Maria Elena conta que o trabalho com a toxina de aranha, que resultou posteriormente nesse candidato a fármaco, teve início na tese de doutorado da pesquisadora Kenia Pedrosa Nunes, defendida, em 2008, no Programa de Pós-graduação em Fisiologia e Farmacologia.

“A pesquisa, que investigava a atividade da toxina da Phoneutria nigriventer na função erétil, demonstrou, farmacologicamente, qual era o efeito por trás do priapismo”, recorda Maria Elena. Embora o veneno cause ereção sem qualquer estímulo sexual, a condição não é desejável. “O priapismo é uma ereção prolongada e dolorosa, que pode levar à necrose do pênis”, alerta. 

“Carolina trabalhou com uma molécula que representa apenas uma pequena parte da toxina, obtida anteriormente, por estudos in silico, pelo grupo do professor Paulo Beirão [atual presidente da Fapemig] e indicada como a região mais imunogênica da substância. Com base nesse trabalho, sintetizamos essa molécula e passamos a experimentá-la em camundongos e ratos, para verificar se ela teria o mesmo efeito da molécula original, ou seja, a toxina da aranha. Após os testes in vitro, ou seja, no corpo cavernoso isolado dos camundongos, bem como nos animais anestesiados, nós observamos que essa molécula, bem menor e não tóxica, causava ereção nesses animais”, afirma Maria Elena.

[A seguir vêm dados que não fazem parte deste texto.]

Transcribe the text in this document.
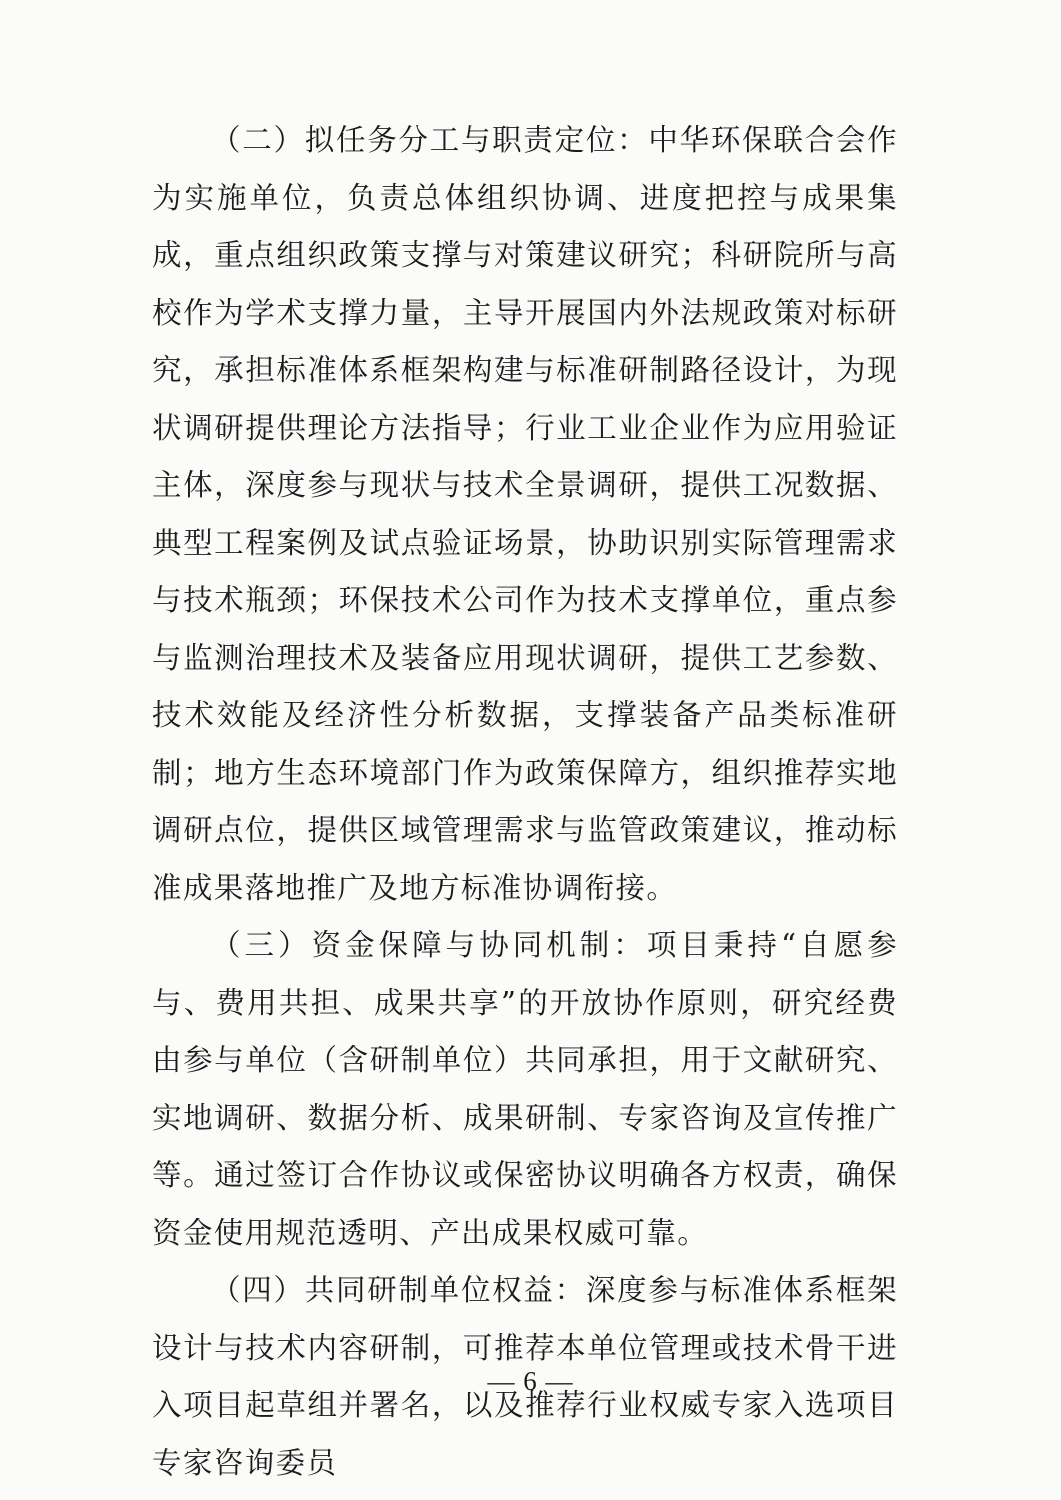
（二）拟任务分工与职责定位：中华环保联合会作为实施单位，负责总体组织协调、进度把控与成果集成，重点组织政策支撑与对策建议研究；科研院所与高校作为学术支撑力量，主导开展国内外法规政策对标研究，承担标准体系框架构建与标准研制路径设计，为现状调研提供理论方法指导；行业工业企业作为应用验证主体，深度参与现状与技术全景调研，提供工况数据、典型工程案例及试点验证场景，协助识别实际管理需求与技术瓶颈；环保技术公司作为技术支撑单位，重点参与监测治理技术及装备应用现状调研，提供工艺参数、技术效能及经济性分析数据，支撑装备产品类标准研制；地方生态环境部门作为政策保障方，组织推荐实地调研点位，提供区域管理需求与监管政策建议，推动标准成果落地推广及地方标准协调衔接。

（三）资金保障与协同机制：项目秉持“自愿参与、费用共担、成果共享”的开放协作原则，研究经费由参与单位（含研制单位）共同承担，用于文献研究、实地调研、数据分析、成果研制、专家咨询及宣传推广等。通过签订合作协议或保密协议明确各方权责，确保资金使用规范透明、产出成果权威可靠。

（四）共同研制单位权益：深度参与标准体系框架设计与技术内容研制，可推荐本单位管理或技术骨干进入项目起草组并署名，以及推荐行业权威专家入选项目专家咨询委员

— 6 —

Após essa fase, os pesquisadores se detiveram sobre o peptídeo PnPP-19, derivado da toxina, mas sintetizado em laboratório. Para surpresa da equipe, segundo Maria Elena, a molécula manteve a capacidade de potencializar a função erétil, situação observada tanto nos testes em tecidos isolados quanto naqueles feitos em ratos e camundongos anestesiados.

Por meio da formulação de um gel, aplicado na região inguinal do camundongo, os pesquisadores testaram ainda o efeito do composto quando administrado com outros medicamentos hoje utilizados, como o Viagra. “Os testes demonstraram que a administração conjunta potencializava o efeito na ereção apresentada por esses animais”, diz.